Du recueillement, de l’émotion, des messages de force et des débats… L’Education nationale était piquée ce lundi 16 octobre par la commémoration de professeurs assassinés. À Nîmes, les paroles de professeurs lors d’un rassemblement devant la préfecture témoignent d’un malaise face à certaines réalités.
Après les discours, l’heure est aux bavardages. L’occasion parfaite pour poser son micro. Plusieurs professeurs l’annoncent alors : « ils ne se sentent pas de s’exprimer sur le sujet ». D’autres osent : « Tout est exacerbé, les phrases, les mots peuvent prendre une ampleur démesurée, mais il ne faut pas se tromper de débat : un prof en France tué parce qu’il était prof en France », lâche ce professeur.
Un autre reprend. « Je pense que ces drames devraient être évités, nous ne sommes pas les seules professions exposées à la violence gratuite. Ce sont toujours des parcours de gens fracassés, de familles éclatées, qu’on a laissés se radicaliser. Il y a plein de moments où des choses pourraient être faites, plus apaisées », dit Christine.
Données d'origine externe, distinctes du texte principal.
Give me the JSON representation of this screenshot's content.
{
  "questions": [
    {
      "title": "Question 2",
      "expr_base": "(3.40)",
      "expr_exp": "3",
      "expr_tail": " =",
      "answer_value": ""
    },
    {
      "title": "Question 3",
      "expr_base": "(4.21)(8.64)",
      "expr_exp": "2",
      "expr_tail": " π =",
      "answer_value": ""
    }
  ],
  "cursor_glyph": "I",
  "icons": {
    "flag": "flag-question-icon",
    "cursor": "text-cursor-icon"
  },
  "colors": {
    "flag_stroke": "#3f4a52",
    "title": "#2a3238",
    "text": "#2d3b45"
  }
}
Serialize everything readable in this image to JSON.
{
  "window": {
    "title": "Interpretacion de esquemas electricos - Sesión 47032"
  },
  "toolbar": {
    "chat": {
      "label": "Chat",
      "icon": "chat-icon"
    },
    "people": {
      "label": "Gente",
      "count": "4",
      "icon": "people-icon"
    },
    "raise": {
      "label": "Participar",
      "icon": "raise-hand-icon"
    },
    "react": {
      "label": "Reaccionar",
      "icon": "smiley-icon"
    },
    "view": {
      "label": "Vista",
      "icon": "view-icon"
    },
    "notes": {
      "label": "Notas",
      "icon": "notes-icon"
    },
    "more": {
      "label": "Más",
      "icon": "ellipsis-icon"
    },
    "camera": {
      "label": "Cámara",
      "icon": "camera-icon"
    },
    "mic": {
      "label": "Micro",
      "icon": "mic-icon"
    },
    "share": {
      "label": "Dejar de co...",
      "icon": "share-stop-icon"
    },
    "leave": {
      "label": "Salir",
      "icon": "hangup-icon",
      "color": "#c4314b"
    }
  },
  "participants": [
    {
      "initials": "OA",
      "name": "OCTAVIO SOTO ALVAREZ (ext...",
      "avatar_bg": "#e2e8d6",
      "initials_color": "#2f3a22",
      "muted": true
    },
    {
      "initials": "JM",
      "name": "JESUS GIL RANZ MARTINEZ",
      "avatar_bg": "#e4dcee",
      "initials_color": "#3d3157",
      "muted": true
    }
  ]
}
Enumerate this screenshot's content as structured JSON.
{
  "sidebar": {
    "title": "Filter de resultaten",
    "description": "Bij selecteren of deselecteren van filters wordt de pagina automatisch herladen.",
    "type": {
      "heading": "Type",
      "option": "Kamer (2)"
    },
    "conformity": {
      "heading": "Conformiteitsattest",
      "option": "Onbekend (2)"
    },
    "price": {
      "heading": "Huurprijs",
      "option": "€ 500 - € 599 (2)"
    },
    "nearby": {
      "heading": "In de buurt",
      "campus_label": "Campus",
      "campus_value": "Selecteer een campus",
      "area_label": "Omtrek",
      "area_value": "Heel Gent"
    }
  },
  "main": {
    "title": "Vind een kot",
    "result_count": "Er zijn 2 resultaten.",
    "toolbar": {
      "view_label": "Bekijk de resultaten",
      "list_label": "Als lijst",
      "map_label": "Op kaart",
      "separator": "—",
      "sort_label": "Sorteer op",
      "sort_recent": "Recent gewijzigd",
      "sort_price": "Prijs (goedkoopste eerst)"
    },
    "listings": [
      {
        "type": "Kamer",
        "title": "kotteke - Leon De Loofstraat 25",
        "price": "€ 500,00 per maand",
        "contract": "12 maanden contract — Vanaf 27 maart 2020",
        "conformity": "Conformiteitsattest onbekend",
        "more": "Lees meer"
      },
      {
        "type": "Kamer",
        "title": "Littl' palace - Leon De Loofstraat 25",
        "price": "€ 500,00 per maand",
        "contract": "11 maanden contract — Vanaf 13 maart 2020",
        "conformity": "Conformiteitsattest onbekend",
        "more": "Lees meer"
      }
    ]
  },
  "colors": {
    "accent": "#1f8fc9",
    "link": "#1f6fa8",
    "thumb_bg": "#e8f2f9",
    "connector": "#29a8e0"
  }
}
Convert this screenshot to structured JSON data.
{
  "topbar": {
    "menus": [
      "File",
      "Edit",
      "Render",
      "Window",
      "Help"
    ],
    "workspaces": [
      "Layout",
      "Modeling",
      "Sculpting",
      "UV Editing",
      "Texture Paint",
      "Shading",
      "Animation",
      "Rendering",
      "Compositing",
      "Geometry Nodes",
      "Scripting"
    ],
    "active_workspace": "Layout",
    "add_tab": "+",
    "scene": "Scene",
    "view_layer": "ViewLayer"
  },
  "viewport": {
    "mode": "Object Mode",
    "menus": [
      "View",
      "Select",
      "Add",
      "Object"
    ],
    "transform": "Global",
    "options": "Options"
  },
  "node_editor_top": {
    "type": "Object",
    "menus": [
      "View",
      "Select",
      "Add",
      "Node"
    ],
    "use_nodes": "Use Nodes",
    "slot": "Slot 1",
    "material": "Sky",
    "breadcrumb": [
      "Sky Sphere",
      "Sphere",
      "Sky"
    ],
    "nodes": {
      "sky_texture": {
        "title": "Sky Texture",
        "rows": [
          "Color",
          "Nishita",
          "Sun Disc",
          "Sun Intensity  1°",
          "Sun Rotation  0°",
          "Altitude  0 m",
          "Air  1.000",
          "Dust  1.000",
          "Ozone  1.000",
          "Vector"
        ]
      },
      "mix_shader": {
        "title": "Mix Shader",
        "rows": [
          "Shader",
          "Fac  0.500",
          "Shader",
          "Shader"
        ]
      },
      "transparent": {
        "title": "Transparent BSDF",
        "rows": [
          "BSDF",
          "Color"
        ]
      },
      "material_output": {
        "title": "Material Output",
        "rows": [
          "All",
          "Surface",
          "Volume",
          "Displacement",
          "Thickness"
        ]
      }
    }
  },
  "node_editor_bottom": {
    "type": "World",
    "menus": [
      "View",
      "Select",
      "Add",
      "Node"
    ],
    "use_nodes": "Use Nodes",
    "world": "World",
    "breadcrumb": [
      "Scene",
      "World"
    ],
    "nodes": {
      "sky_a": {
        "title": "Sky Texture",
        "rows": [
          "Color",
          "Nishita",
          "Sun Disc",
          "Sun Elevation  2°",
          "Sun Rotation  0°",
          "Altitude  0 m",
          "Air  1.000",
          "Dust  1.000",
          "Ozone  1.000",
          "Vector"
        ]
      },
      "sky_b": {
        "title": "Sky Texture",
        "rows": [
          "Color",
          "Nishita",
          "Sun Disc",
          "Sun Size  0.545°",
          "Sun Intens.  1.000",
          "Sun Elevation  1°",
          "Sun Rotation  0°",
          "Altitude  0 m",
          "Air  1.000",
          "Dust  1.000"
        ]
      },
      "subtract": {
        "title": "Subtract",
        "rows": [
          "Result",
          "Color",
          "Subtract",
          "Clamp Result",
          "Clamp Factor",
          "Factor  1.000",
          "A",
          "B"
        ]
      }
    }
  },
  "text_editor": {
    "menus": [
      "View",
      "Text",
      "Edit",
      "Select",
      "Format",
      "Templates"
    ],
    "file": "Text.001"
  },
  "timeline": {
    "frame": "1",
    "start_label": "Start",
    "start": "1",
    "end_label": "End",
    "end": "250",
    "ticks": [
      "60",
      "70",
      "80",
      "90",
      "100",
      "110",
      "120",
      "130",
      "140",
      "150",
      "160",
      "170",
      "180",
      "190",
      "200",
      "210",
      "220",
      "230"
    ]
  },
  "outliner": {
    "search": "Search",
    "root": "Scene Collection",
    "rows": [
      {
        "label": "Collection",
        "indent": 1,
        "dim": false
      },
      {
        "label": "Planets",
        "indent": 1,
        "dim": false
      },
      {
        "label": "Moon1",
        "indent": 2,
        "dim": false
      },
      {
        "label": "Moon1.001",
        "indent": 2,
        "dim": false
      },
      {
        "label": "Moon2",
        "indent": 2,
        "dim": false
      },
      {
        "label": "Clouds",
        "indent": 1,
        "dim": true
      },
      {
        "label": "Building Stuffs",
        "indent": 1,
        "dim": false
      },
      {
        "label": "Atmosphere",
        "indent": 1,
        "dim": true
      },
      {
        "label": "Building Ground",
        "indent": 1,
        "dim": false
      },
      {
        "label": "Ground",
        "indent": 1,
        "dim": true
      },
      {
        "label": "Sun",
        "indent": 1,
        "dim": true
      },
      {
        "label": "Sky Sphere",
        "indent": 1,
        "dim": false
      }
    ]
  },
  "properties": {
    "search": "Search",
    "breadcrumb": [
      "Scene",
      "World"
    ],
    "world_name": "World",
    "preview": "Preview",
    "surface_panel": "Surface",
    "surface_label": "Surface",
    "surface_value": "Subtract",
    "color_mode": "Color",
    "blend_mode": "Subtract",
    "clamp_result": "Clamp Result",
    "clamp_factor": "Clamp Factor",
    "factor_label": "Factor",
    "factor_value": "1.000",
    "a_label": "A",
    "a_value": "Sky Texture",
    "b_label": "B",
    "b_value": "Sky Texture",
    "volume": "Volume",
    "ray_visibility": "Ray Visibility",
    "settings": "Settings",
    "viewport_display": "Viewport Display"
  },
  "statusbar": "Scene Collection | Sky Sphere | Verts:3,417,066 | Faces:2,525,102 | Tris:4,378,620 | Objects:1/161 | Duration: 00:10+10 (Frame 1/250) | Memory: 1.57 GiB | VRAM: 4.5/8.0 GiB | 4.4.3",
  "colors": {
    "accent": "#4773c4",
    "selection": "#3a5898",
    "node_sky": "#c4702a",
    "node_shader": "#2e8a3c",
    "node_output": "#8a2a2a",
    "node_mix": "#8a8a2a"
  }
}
Que faire de plus ? Ce lundi, des militaires vadrouillaient devant les lycées dans toute la France. L’état d’urgence attentat est en place depuis dimanche. L’idée de portique de sécurité devant les établissements fait son chemin dans le débat public.
Un assassinat dans un contexte tendu
« Depuis vendredi, on est frappé, il y a de la sidération, de la lassitude, plein de sentiments mélangés », exprime Vincent Bouget, professeur d’histoire géographie au lycée Philippe Lamour et chef d’opposition à gauche de la municipalité nîmoise. Mais, « il ne faut pas se laisser gagner par la peur, il faut continuer à faire ce qu’on fait, essayer d’éclairer les esprits, donner les clés de la compréhension du monde à nos élèves ».
Parle-t-on encore de l’assassinat d’un professeur français en France ? Difficile à dire, car c’est bien un contexte sociétal et mondial dans lequel les professeurs sont plongés. L’assassinat de Samuel Patty il y a trois ans et celui de Dominique Bernard vendredi dernier sont mis sur le dos d’un mal nommé « terrorisme islamiste ».
Elle y met un point d’honneur. « Je suis ravie d’entendre qu’on parle de terrorisme islamiste, parce que c’est la vérité et nous devons résister et être là. Nous devons ne pas céder, car nous sommes élus de la République, et il y a des valeurs à transmettre à tous ces enfants », dit Véronique Gardeur-Bancel.
Adjointe municipale déléguée à l’Éducation, elle annonce un combat parfois difficile contre cet obscurantisme. En témoigne, selon elle, « une fronde de plusieurs parents d’élèves relayée par des professeurs » contre la décision du maire de rebaptiser une école sous le nom de Samuel Paty. « Cela nous a paru inadmissible. Monsieur le maire n’a rien cédé », raconte-t-elle.
«Débats hystérisés»
« Ne pas tout confondre », c’est parfois plus difficile à dire qu’à faire pour les professeurs. C’est à eux, sous l’autorité de l’Éducation nationale, de sensibiliser les élèves, de parler de ces événements retentissants à une actualité mondiale, aujourd’hui marquée par la guerre au Proche-Orient. « L’impression de marcher sur des œufs », raconte ce professeur d’expérience. Il y a des cours plus difficiles et sensibles que d’autres : expliquer la Shoah ou le conflit israélo-palestinien par exemple. « Tout est exacerbé, toute phrase ou mot peut prendre une ampleur démesurée. Ca sert d’élément déclencheur à un état de tension qui déborde ».
« Ce sont des sujets qui sont sensibles dans la société, c’est complètement logique qu’ils soient sensibles dans l’école. On pense que l’école est à part dans la société, mais l’école est pleinement dans la société. Tous viennent avec leur vécu, leur sentiment, leur appréciation. C’est un sujet pas réglé dans la société et très conflictuel. À nous d’apporter de la raison sur des choses très sensibles, à nous de raisonner », dit Vincent Bouget.
Le problème, c’est que « cette société » ne les aide pas. Sous la casquette de l’enseignant, le chef de l’opposition nîmoise pointe du doigt « les débats médiatiques hystérisés » et les réseaux sociaux. « Tout l’inverse de ce que nous faisons en cours ». De l’utilisation du mot « terrorisme » aux interdictions de manifestations de soutien à Gaza, les professeurs doivent aussi expliquer une politique laissant peu de place à certaines expressions.